The way she said nothing held a note of judgment. He almost heard the gavel bang down; it was when Marnie appeared in the living room that he realised it had been the sound of her shutting her bedroom door behind her.
“I knew it,” she said, glaring at Jasmine as she pushed between the two of them and ran out the back door.
He found her out there an hour later. Jaz had locked herself in the bedroom, and Thomas found himself aching for company. He remembered Marnie’s earlier offer.
“Hey, Kiddo,” he said. She was leaning against the pool fence and staring up at the stars. Her fair head turned, and her lips twitched in a sad smile.
The two of them moved onto lawn chairs. The air was thick and scented with frangipani.
“Why did you marry my Mum?” Marnie asked. “Really.”
“Because I love her,” he said, running his bare feet through the grass. She nodded.
“But that’s not enough, is it?”
Thomas looked at her sideways. She was so young; he didn’t quite know how he could make her understand, but she was so willing to listen. Her eyes were wide and welcoming, like open doors leading him to a safe place to stay. Finally, he stumbled onto a poor sort of metaphor.
“It’s like you with your music, I suppose. You find a song, one you really love, and you listen to it as much as you can. You listen to it loud. You use it to drown out everyone else, as if it can fill you up and make you whole. But songs end. And when they do, you realise that it’s just a recording. It’s an illusion. Like when you said we were all pretending to be happy.”
“Things which end aren’t any less beautiful.”
“Mmm,” agreed Thomas, leaning his head back and taking a swig from the beer bottle he held. He listened to the sound of the river and the sound of cars on the freeway, and the sound of cicadas and crickets in the bougainvillea bush. Marnie scratched at a mozzie bite on her leg.
“I didn’t mean to start all of this. I know it’s my fault.”
Thomas lifted his head and put down the beer bottle. “It’s not your fault.”
Her little mouth twitched as her mind chewed over her thoughts. He laid his head back and closed his eyes, wondering what Jasmine was thinking, locked in their bedroom upstairs.
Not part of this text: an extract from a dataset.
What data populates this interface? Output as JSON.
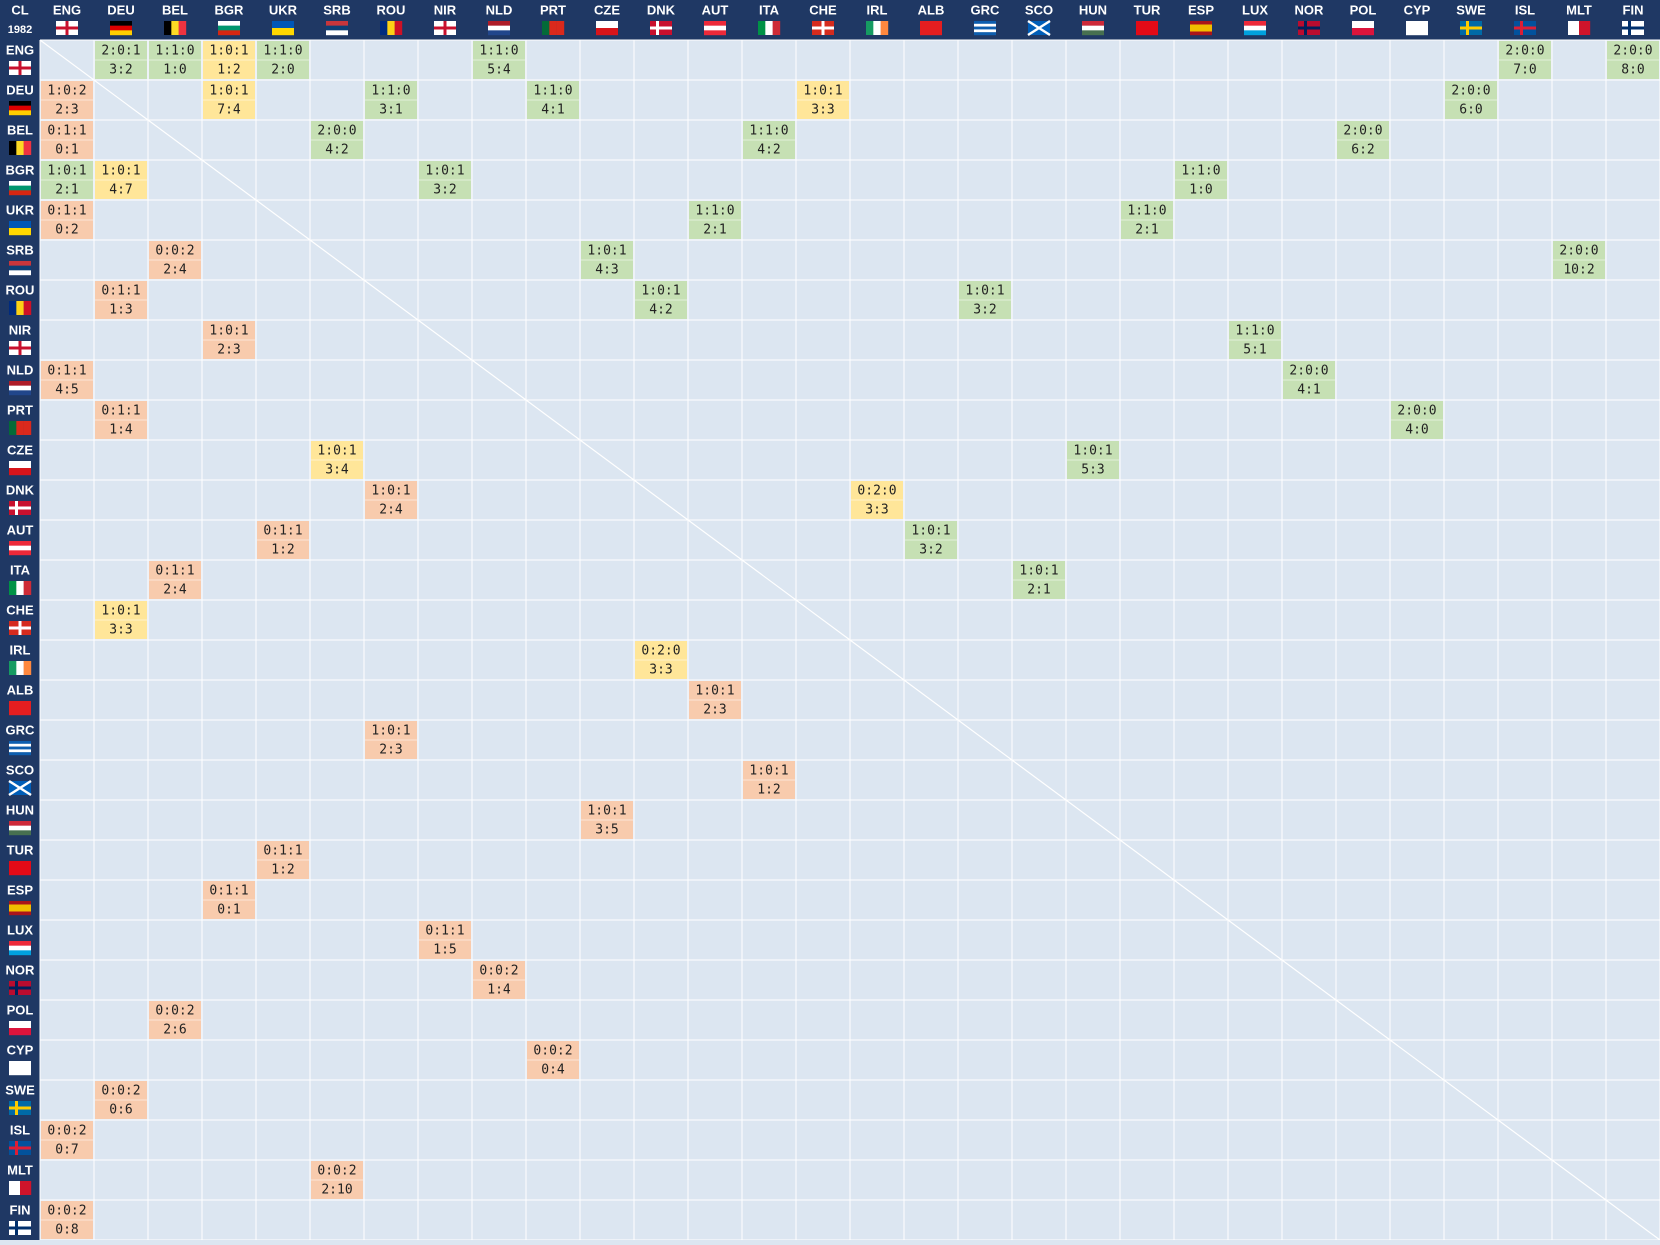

“Thomas,” said Marnie, and he opened his eyes to see her standing right behind his chair, her body inverted against a panoply of stars right above his head. For a moment, she was like an angel.
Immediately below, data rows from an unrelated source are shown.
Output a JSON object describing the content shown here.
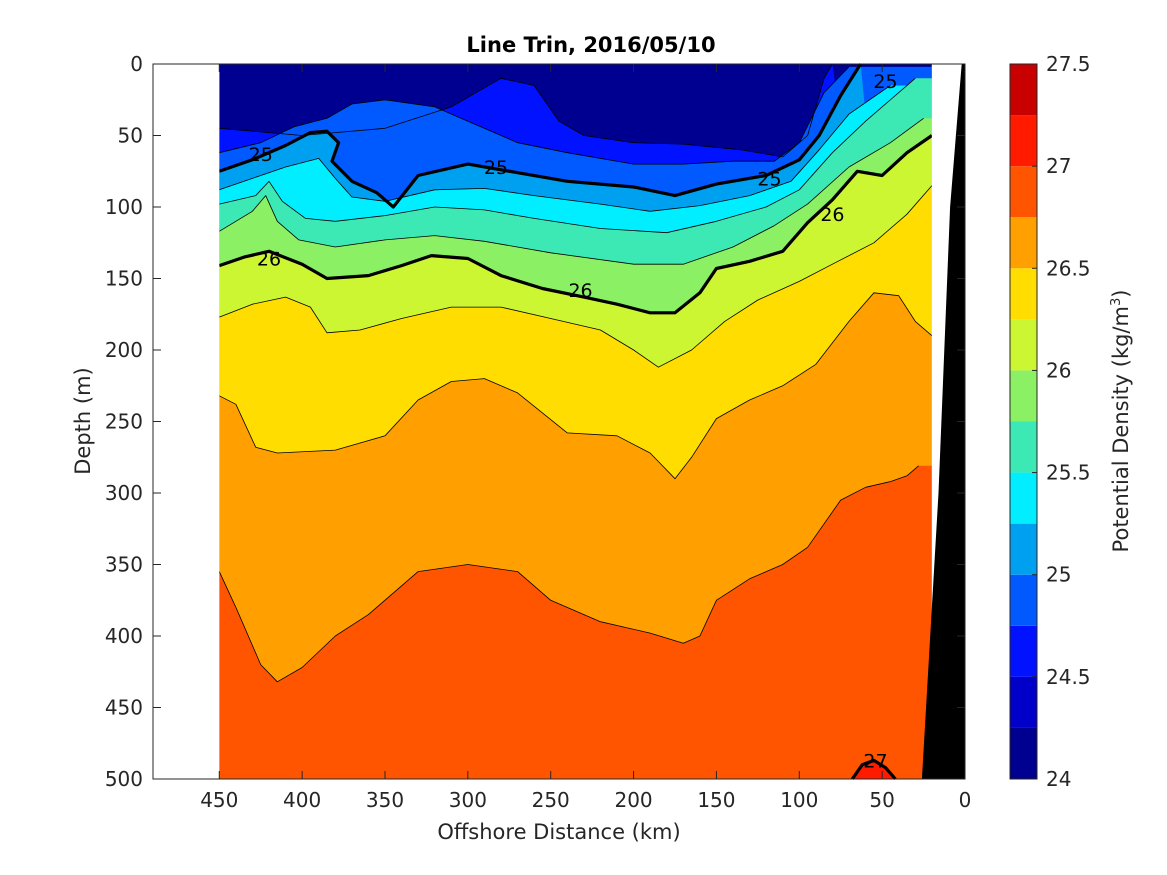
{
  "chart_data": {
    "type": "contour",
    "title": "Line Trin, 2016/05/10",
    "xlabel": "Offshore Distance (km)",
    "ylabel": "Depth (m)",
    "xlim": [
      490,
      0
    ],
    "ylim": [
      500,
      0
    ],
    "x_reversed": true,
    "y_reversed": true,
    "x_ticks": [
      450,
      400,
      350,
      300,
      250,
      200,
      150,
      100,
      50,
      0
    ],
    "y_ticks": [
      0,
      50,
      100,
      150,
      200,
      250,
      300,
      350,
      400,
      450,
      500
    ],
    "colorbar": {
      "label_prefix": "Potential Density (kg/m",
      "label_sup": "3",
      "label_suffix": ")",
      "range": [
        24,
        27.5
      ],
      "ticks": [
        24,
        24.5,
        25,
        25.5,
        26,
        26.5,
        27,
        27.5
      ],
      "levels": [
        {
          "from": 24.0,
          "to": 24.25,
          "color": "#000090"
        },
        {
          "from": 24.25,
          "to": 24.5,
          "color": "#0000C8"
        },
        {
          "from": 24.5,
          "to": 24.75,
          "color": "#0012FF"
        },
        {
          "from": 24.75,
          "to": 25.0,
          "color": "#005AFF"
        },
        {
          "from": 25.0,
          "to": 25.25,
          "color": "#00A0F0"
        },
        {
          "from": 25.25,
          "to": 25.5,
          "color": "#00EEFF"
        },
        {
          "from": 25.5,
          "to": 25.75,
          "color": "#3CE8B4"
        },
        {
          "from": 25.75,
          "to": 26.0,
          "color": "#8CF064"
        },
        {
          "from": 26.0,
          "to": 26.25,
          "color": "#CCF532"
        },
        {
          "from": 26.25,
          "to": 26.5,
          "color": "#FFDD00"
        },
        {
          "from": 26.5,
          "to": 26.75,
          "color": "#FFA000"
        },
        {
          "from": 26.75,
          "to": 27.0,
          "color": "#FF5500"
        },
        {
          "from": 27.0,
          "to": 27.25,
          "color": "#FF1A00"
        },
        {
          "from": 27.25,
          "to": 27.5,
          "color": "#C80000"
        }
      ]
    },
    "data_extent_km": [
      450,
      20
    ],
    "isopycnals": [
      {
        "level": 24.5,
        "points": [
          [
            450,
            45
          ],
          [
            420,
            48
          ],
          [
            400,
            50
          ],
          [
            380,
            48
          ],
          [
            350,
            45
          ],
          [
            310,
            30
          ],
          [
            280,
            10
          ],
          [
            260,
            15
          ],
          [
            245,
            40
          ],
          [
            230,
            50
          ],
          [
            200,
            55
          ],
          [
            170,
            56
          ],
          [
            135,
            60
          ],
          [
            110,
            65
          ],
          [
            95,
            50
          ],
          [
            85,
            10
          ],
          [
            80,
            0
          ]
        ]
      },
      {
        "level": 24.75,
        "points": [
          [
            450,
            62
          ],
          [
            425,
            55
          ],
          [
            405,
            44
          ],
          [
            385,
            38
          ],
          [
            370,
            28
          ],
          [
            350,
            25
          ],
          [
            320,
            30
          ],
          [
            300,
            40
          ],
          [
            270,
            55
          ],
          [
            240,
            62
          ],
          [
            200,
            70
          ],
          [
            170,
            70
          ],
          [
            140,
            68
          ],
          [
            115,
            68
          ],
          [
            100,
            55
          ],
          [
            85,
            20
          ],
          [
            70,
            2
          ]
        ]
      },
      {
        "level": 25,
        "points": [
          [
            450,
            75
          ],
          [
            430,
            67
          ],
          [
            410,
            57
          ],
          [
            395,
            48
          ],
          [
            385,
            47
          ],
          [
            378,
            55
          ],
          [
            382,
            68
          ],
          [
            370,
            82
          ],
          [
            355,
            90
          ],
          [
            345,
            100
          ],
          [
            330,
            78
          ],
          [
            300,
            70
          ],
          [
            270,
            76
          ],
          [
            240,
            82
          ],
          [
            200,
            86
          ],
          [
            175,
            92
          ],
          [
            150,
            84
          ],
          [
            120,
            78
          ],
          [
            100,
            67
          ],
          [
            88,
            50
          ],
          [
            75,
            22
          ],
          [
            63,
            0
          ]
        ]
      },
      {
        "level": 25.25,
        "points": [
          [
            450,
            88
          ],
          [
            430,
            80
          ],
          [
            410,
            72
          ],
          [
            390,
            66
          ],
          [
            380,
            80
          ],
          [
            370,
            93
          ],
          [
            350,
            96
          ],
          [
            320,
            88
          ],
          [
            290,
            87
          ],
          [
            260,
            92
          ],
          [
            220,
            98
          ],
          [
            190,
            103
          ],
          [
            160,
            99
          ],
          [
            130,
            92
          ],
          [
            105,
            82
          ],
          [
            88,
            60
          ],
          [
            70,
            35
          ],
          [
            45,
            15
          ]
        ]
      },
      {
        "level": 25.5,
        "points": [
          [
            450,
            98
          ],
          [
            428,
            92
          ],
          [
            420,
            82
          ],
          [
            412,
            96
          ],
          [
            398,
            108
          ],
          [
            380,
            110
          ],
          [
            350,
            106
          ],
          [
            320,
            100
          ],
          [
            290,
            102
          ],
          [
            260,
            108
          ],
          [
            220,
            115
          ],
          [
            180,
            118
          ],
          [
            150,
            110
          ],
          [
            120,
            100
          ],
          [
            100,
            88
          ],
          [
            80,
            62
          ],
          [
            60,
            40
          ],
          [
            30,
            10
          ]
        ]
      },
      {
        "level": 25.75,
        "points": [
          [
            450,
            117
          ],
          [
            430,
            103
          ],
          [
            422,
            92
          ],
          [
            415,
            110
          ],
          [
            402,
            123
          ],
          [
            380,
            128
          ],
          [
            350,
            123
          ],
          [
            320,
            120
          ],
          [
            290,
            124
          ],
          [
            250,
            132
          ],
          [
            200,
            140
          ],
          [
            170,
            140
          ],
          [
            140,
            128
          ],
          [
            115,
            113
          ],
          [
            95,
            98
          ],
          [
            70,
            72
          ],
          [
            45,
            55
          ],
          [
            25,
            38
          ]
        ]
      },
      {
        "level": 26,
        "points": [
          [
            450,
            141
          ],
          [
            435,
            135
          ],
          [
            420,
            131
          ],
          [
            400,
            140
          ],
          [
            385,
            150
          ],
          [
            360,
            148
          ],
          [
            340,
            141
          ],
          [
            322,
            134
          ],
          [
            300,
            136
          ],
          [
            280,
            148
          ],
          [
            255,
            157
          ],
          [
            230,
            163
          ],
          [
            210,
            168
          ],
          [
            190,
            174
          ],
          [
            175,
            174
          ],
          [
            160,
            160
          ],
          [
            150,
            143
          ],
          [
            130,
            138
          ],
          [
            110,
            131
          ],
          [
            95,
            111
          ],
          [
            80,
            95
          ],
          [
            65,
            75
          ],
          [
            50,
            78
          ],
          [
            35,
            62
          ],
          [
            20,
            50
          ]
        ]
      },
      {
        "level": 26.25,
        "points": [
          [
            450,
            177
          ],
          [
            430,
            168
          ],
          [
            410,
            163
          ],
          [
            395,
            170
          ],
          [
            385,
            188
          ],
          [
            365,
            186
          ],
          [
            340,
            178
          ],
          [
            310,
            170
          ],
          [
            280,
            170
          ],
          [
            250,
            178
          ],
          [
            220,
            186
          ],
          [
            200,
            200
          ],
          [
            185,
            212
          ],
          [
            165,
            200
          ],
          [
            145,
            180
          ],
          [
            125,
            165
          ],
          [
            100,
            152
          ],
          [
            80,
            140
          ],
          [
            55,
            125
          ],
          [
            35,
            105
          ],
          [
            20,
            85
          ]
        ]
      },
      {
        "level": 26.5,
        "points": [
          [
            450,
            232
          ],
          [
            440,
            238
          ],
          [
            428,
            268
          ],
          [
            415,
            272
          ],
          [
            380,
            270
          ],
          [
            350,
            260
          ],
          [
            330,
            235
          ],
          [
            310,
            222
          ],
          [
            290,
            220
          ],
          [
            270,
            230
          ],
          [
            240,
            258
          ],
          [
            210,
            260
          ],
          [
            190,
            272
          ],
          [
            175,
            290
          ],
          [
            165,
            275
          ],
          [
            150,
            248
          ],
          [
            130,
            235
          ],
          [
            110,
            225
          ],
          [
            90,
            210
          ],
          [
            70,
            180
          ],
          [
            55,
            160
          ],
          [
            40,
            162
          ],
          [
            30,
            180
          ],
          [
            20,
            190
          ]
        ]
      },
      {
        "level": 26.75,
        "points": [
          [
            450,
            355
          ],
          [
            440,
            380
          ],
          [
            425,
            420
          ],
          [
            415,
            432
          ],
          [
            400,
            422
          ],
          [
            380,
            400
          ],
          [
            360,
            385
          ],
          [
            330,
            355
          ],
          [
            300,
            350
          ],
          [
            270,
            355
          ],
          [
            250,
            375
          ],
          [
            220,
            390
          ],
          [
            190,
            398
          ],
          [
            170,
            405
          ],
          [
            160,
            400
          ],
          [
            150,
            375
          ],
          [
            130,
            360
          ],
          [
            110,
            350
          ],
          [
            95,
            338
          ],
          [
            75,
            305
          ],
          [
            60,
            296
          ],
          [
            45,
            292
          ],
          [
            35,
            288
          ],
          [
            28,
            281
          ]
        ]
      },
      {
        "level": 27,
        "points": [
          [
            68,
            500
          ],
          [
            62,
            490
          ],
          [
            55,
            487
          ],
          [
            48,
            492
          ],
          [
            42,
            500
          ]
        ]
      }
    ],
    "contour_labels": [
      {
        "text": "25",
        "x": 425,
        "y": 63
      },
      {
        "text": "25",
        "x": 283,
        "y": 72
      },
      {
        "text": "25",
        "x": 118,
        "y": 80
      },
      {
        "text": "25",
        "x": 48,
        "y": 12
      },
      {
        "text": "26",
        "x": 420,
        "y": 136
      },
      {
        "text": "26",
        "x": 232,
        "y": 158
      },
      {
        "text": "26",
        "x": 80,
        "y": 105
      },
      {
        "text": "27",
        "x": 54,
        "y": 487
      }
    ],
    "bottom_profile": [
      [
        26,
        500
      ],
      [
        16,
        300
      ],
      [
        9,
        100
      ],
      [
        2,
        0
      ],
      [
        0,
        0
      ],
      [
        0,
        500
      ]
    ]
  }
}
“I want you and my Mum to get through this.”
Her words hung in the air for a moment, alongside those she hadn’t said; please don’t leave.
And Thomas, acutely aware of his place in the world for a moment thought of the way his identity had come from what he was not; not a real husband, not a real father, not a real man; and knew that he could never leave. It was the pretending to be happy that allowed him to exist.